(Closed) Oh NO!! I’m freaking out

posted 7 years ago in Family
Post # 3
Member
3525 posts
Sugar bee
  • Wedding: December 2010

Is he mad at you or her? He should NOT be angry with you–this is ridiculous. He (or both of you, preferably) need to tell her, “Hey, this is the limit–if you want to invite more people, you need to help us cover the extra expense.” GL!

Post # 4
Member
5118 posts
Bee Keeper
  • Wedding: November 1999

Eeek, tough situation. I’d definitely have FI being the one communicating about this, it’s easier to have family conversations about this type of thing. Was the guest list split pretty evenly between you/FI, his folks and yours? If they’ve already used their ‘quota’ of guests, perhaps FILs will pay the overage for their 10 additional guests? I think it’s reasonable to explain that they were not in the budget and with 3 months out, that means more centerpieces and decor (I’m guessing), meals, etc, and you just can’t manage that. 
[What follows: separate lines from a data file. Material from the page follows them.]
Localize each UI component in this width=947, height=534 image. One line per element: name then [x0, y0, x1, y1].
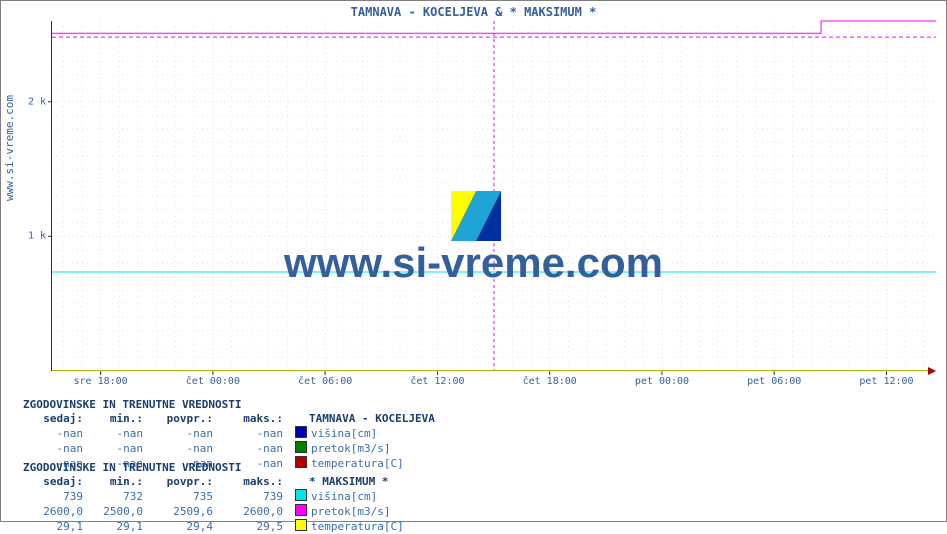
x-tick-label: čet 00:00	[186, 370, 240, 387]
legend-series-label: višina[cm]	[311, 490, 377, 503]
legend-value: 2500,0	[83, 505, 143, 519]
legend-swatch-icon	[295, 504, 307, 516]
legend-col-header: povpr.:	[143, 475, 213, 489]
legend-value: -nan	[23, 442, 83, 456]
y-tick-label: 1 k	[28, 231, 52, 242]
legend-value: 2600,0	[213, 505, 283, 519]
legend-swatch-icon	[295, 489, 307, 501]
legend-value: -nan	[23, 427, 83, 441]
x-tick-label: pet 06:00	[747, 370, 801, 387]
legend-swatch-icon	[295, 441, 307, 453]
legend-value: -nan	[143, 427, 213, 441]
legend-title: ZGODOVINSKE IN TRENUTNE VREDNOSTI	[23, 398, 435, 412]
legend-row: 29,129,129,429,5temperatura[C]	[23, 519, 404, 534]
chart-frame: www.si-vreme.com TAMNAVA - KOCELJEVA & *…	[0, 0, 947, 522]
legend-col-header: min.:	[83, 475, 143, 489]
legend-col-header: min.:	[83, 412, 143, 426]
legend-swatch-icon	[295, 519, 307, 531]
legend-row: -nan-nan-nan-nanpretok[m3/s]	[23, 441, 435, 456]
x-tick-label: čet 06:00	[298, 370, 352, 387]
legend-station-name: TAMNAVA - KOCELJEVA	[309, 412, 435, 425]
legend-value: 732	[83, 490, 143, 504]
legend-col-header: maks.:	[213, 475, 283, 489]
legend-series-label: pretok[m3/s]	[311, 442, 390, 455]
x-tick-label: sre 18:00	[74, 370, 128, 387]
legend-swatch-icon	[295, 426, 307, 438]
x-tick-label: pet 00:00	[635, 370, 689, 387]
legend-value: 29,5	[213, 520, 283, 534]
legend-col-header: sedaj:	[23, 475, 83, 489]
chart-title: TAMNAVA - KOCELJEVA & * MAKSIMUM *	[1, 5, 946, 19]
legend-value: -nan	[213, 427, 283, 441]
legend-station-name: * MAKSIMUM *	[309, 475, 388, 488]
plot-area: 1 k2 k sre 18:00čet 00:00čet 06:00čet 12…	[51, 21, 935, 371]
legend-row: 2600,02500,02509,62600,0pretok[m3/s]	[23, 504, 404, 519]
legend-value: 735	[143, 490, 213, 504]
legend-series-label: višina[cm]	[311, 427, 377, 440]
x-tick-label: čet 18:00	[523, 370, 577, 387]
legend-col-header: povpr.:	[143, 412, 213, 426]
plot-svg	[52, 21, 936, 371]
legend-value: 29,1	[83, 520, 143, 534]
legend-value: -nan	[213, 442, 283, 456]
legend-value: 2600,0	[23, 505, 83, 519]
legend-title: ZGODOVINSKE IN TRENUTNE VREDNOSTI	[23, 461, 404, 475]
legend-series-label: pretok[m3/s]	[311, 505, 390, 518]
legend-value: 739	[213, 490, 283, 504]
legend-value: -nan	[83, 442, 143, 456]
legend-value: -nan	[143, 442, 213, 456]
legend-row: 739732735739višina[cm]	[23, 489, 404, 504]
x-tick-label: čet 12:00	[410, 370, 464, 387]
legend-value: -nan	[83, 427, 143, 441]
legend-col-header: sedaj:	[23, 412, 83, 426]
legend-row: -nan-nan-nan-nanvišina[cm]	[23, 426, 435, 441]
legend-block: ZGODOVINSKE IN TRENUTNE VREDNOSTIsedaj:m…	[23, 461, 404, 534]
legend-value: 2509,6	[143, 505, 213, 519]
legend-value: 29,4	[143, 520, 213, 534]
legend-value: 29,1	[23, 520, 83, 534]
legend-value: 739	[23, 490, 83, 504]
x-tick-label: pet 12:00	[859, 370, 913, 387]
side-source-label: www.si-vreme.com	[3, 95, 16, 201]
legend-col-header: maks.:	[213, 412, 283, 426]
y-tick-label: 2 k	[28, 96, 52, 107]
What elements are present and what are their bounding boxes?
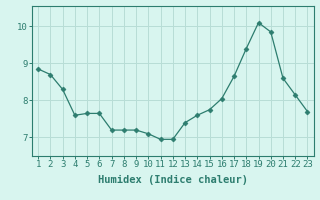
X-axis label: Humidex (Indice chaleur): Humidex (Indice chaleur)	[98, 175, 248, 185]
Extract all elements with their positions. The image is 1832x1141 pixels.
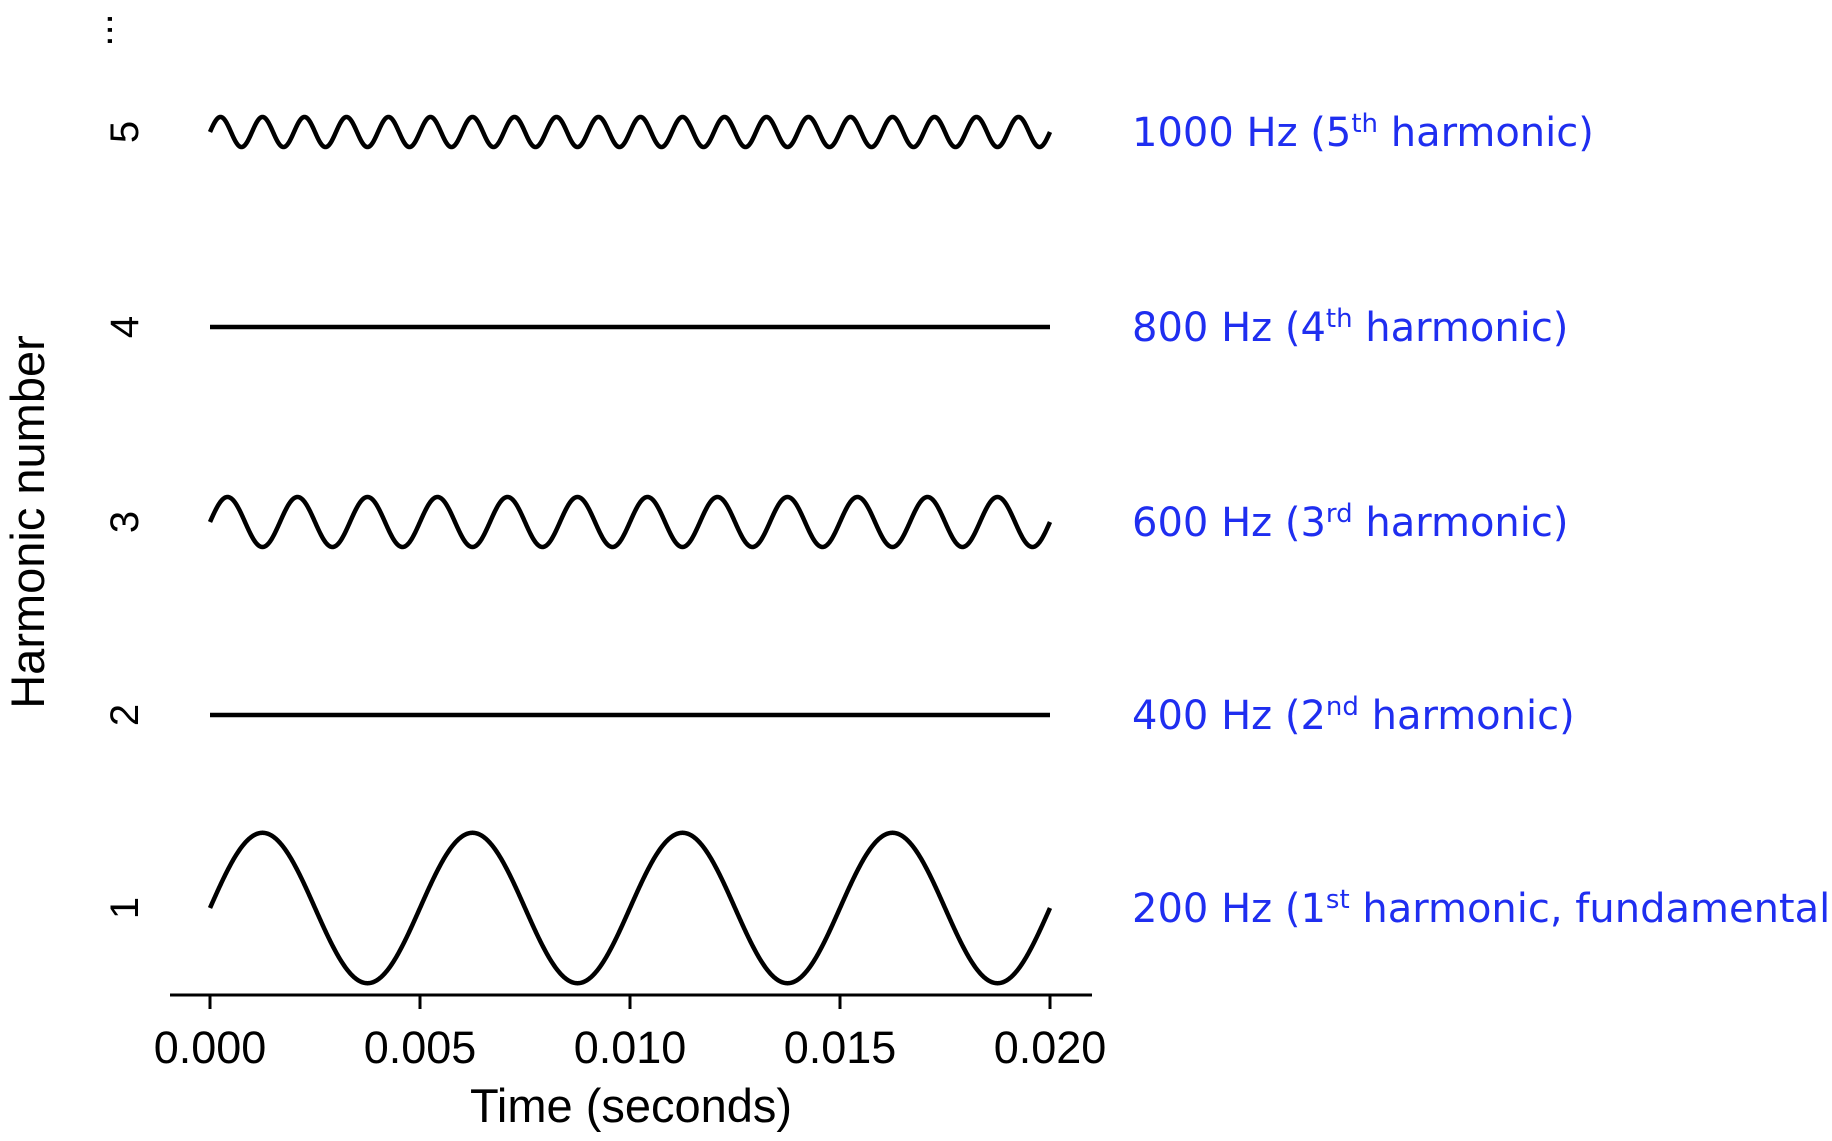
series-label-layer: 200 Hz (1st harmonic, fundamental) 400 Hz… <box>1132 109 1832 932</box>
x-tick-label: 0.000 <box>154 1022 267 1073</box>
series-layer <box>207 114 1053 986</box>
x-tick-label: 0.015 <box>784 1022 897 1073</box>
y-tick-label: 1 <box>103 897 147 919</box>
y-axis-title: Harmonic number <box>1 335 54 709</box>
x-tick-label: 0.005 <box>364 1022 477 1073</box>
harmonic-5-waveform <box>207 114 1053 150</box>
harmonic-3-label: 600 Hz (3rd harmonic) <box>1132 499 1568 546</box>
y-axis-ticks: 1 2 3 4 5 <box>103 121 147 919</box>
y-tick-label: 4 <box>103 316 147 338</box>
y-tick-label: 2 <box>103 704 147 726</box>
harmonic-3-waveform <box>207 494 1053 550</box>
y-tick-label: 5 <box>103 121 147 143</box>
harmonic-4-label: 800 Hz (4th harmonic) <box>1132 304 1568 351</box>
x-axis-ticks: 0.000 0.005 0.010 0.015 0.020 <box>154 995 1107 1073</box>
y-axis-continuation-ellipsis: ... <box>77 13 121 46</box>
harmonic-5-label: 1000 Hz (5th harmonic) <box>1132 109 1594 156</box>
y-tick-label: 3 <box>103 511 147 533</box>
harmonic-1-label: 200 Hz (1st harmonic, fundamental) <box>1132 885 1832 932</box>
x-tick-label: 0.010 <box>574 1022 687 1073</box>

ETA: Ditto Mrs. Grape…I hope he’s not angry with you! That’d not be right.

Post # 6
Member
365 posts
Helper bee

Two options here:

 

1. No sorry, it’s too late, everything is ordered and paid for.  Maybe we could have breakfast with them day before

 

2. Sure, but you’ll need to pay.  then calculate up EXACTLY how much extra it would cost for those 10 people and give her the figure.

Post # 7
Member
9057 posts
Buzzing Beekeeper
  • Wedding: June 2010

If your reluctance is really just a matter of budget, could you talk to your parents about the possibility of his family cutting them a cheque to cover their extra guests?  They may be more receptive to it than you think if it comes across that they want to pay for their “last minute” guests.

Post # 9
Member
5118 posts
Bee Keeper
  • Wedding: November 1999

In that case, I’d wrap the whole deal up with FI’s parents and get the costs figured out, etc, and then deposit the check into the wedding fund or having your mom take care of it. Then explain that it’s been taken care of. The extra stress on your dad is SO not worth it. 

Post # 11
Member
92 posts
Worker bee
  • Wedding: September 2010

As mentioned before, that is a difficult situation. I can only speak for myself and what I would do if I were in your shoes. In this case, the most important issue here is the health of your father. This would obviously come first to me, thereafter, I would add up the total for the 10 individuals your FMIL wants to invite and then I would speak with her about these costs as well as your father’s health; and the effort your parents are already making to cover everything. I would assume that at this point, given how the conversation goes/how receptive your FMIL is, I would then decide wether it is appropriate to accept a check from her or to simply tell her that at this point in the process it would be too much of a hassle to add that many individuals to the party. Good luck!!!

Post # 12
Member
988 posts
Busy bee
  • Wedding: November 2009

I think just try to slow yourself down at the moment and let FI handle it and see what happens.  Perhaps your MIL could pay the extra.  Just remember that everythig always works out in the end 🙂

 

Post # 13
Member
457 posts
Helper bee

I think your options are you either need to say no to the added guest or tally up the total cost of food, extra linens, and flowers and give her that #. If she wants to pay then let her, if not then that’s the answer.  If your concerned about your father’s health, I wouldn’t even bring it up to your family until you know if your FMIL is paying for the extra cost. My take is this: if your MIL really wants to have these people there, she will pay and make it happen. It’s not uncommon that the FIL’a pay for extra guest outside of the budgeted number.

I was on a very tight budget, my family, me and my DH scaled back big time on our list, while my MIL just thought we would invite all 30+ people on her list ( she wasn’t helping out with the costs of anything) We explained our situation to her, reasonable people I think will understand, however, she was not, she was angry but also refused to pay for those extra people so they didn’t get an invite. And to me that means I guess they weren’t that important to you to invite then. In my situation, my MIL felt that HER GIFT to us was inviting all these people at the expense of my parents, which is very unfair and not right at all.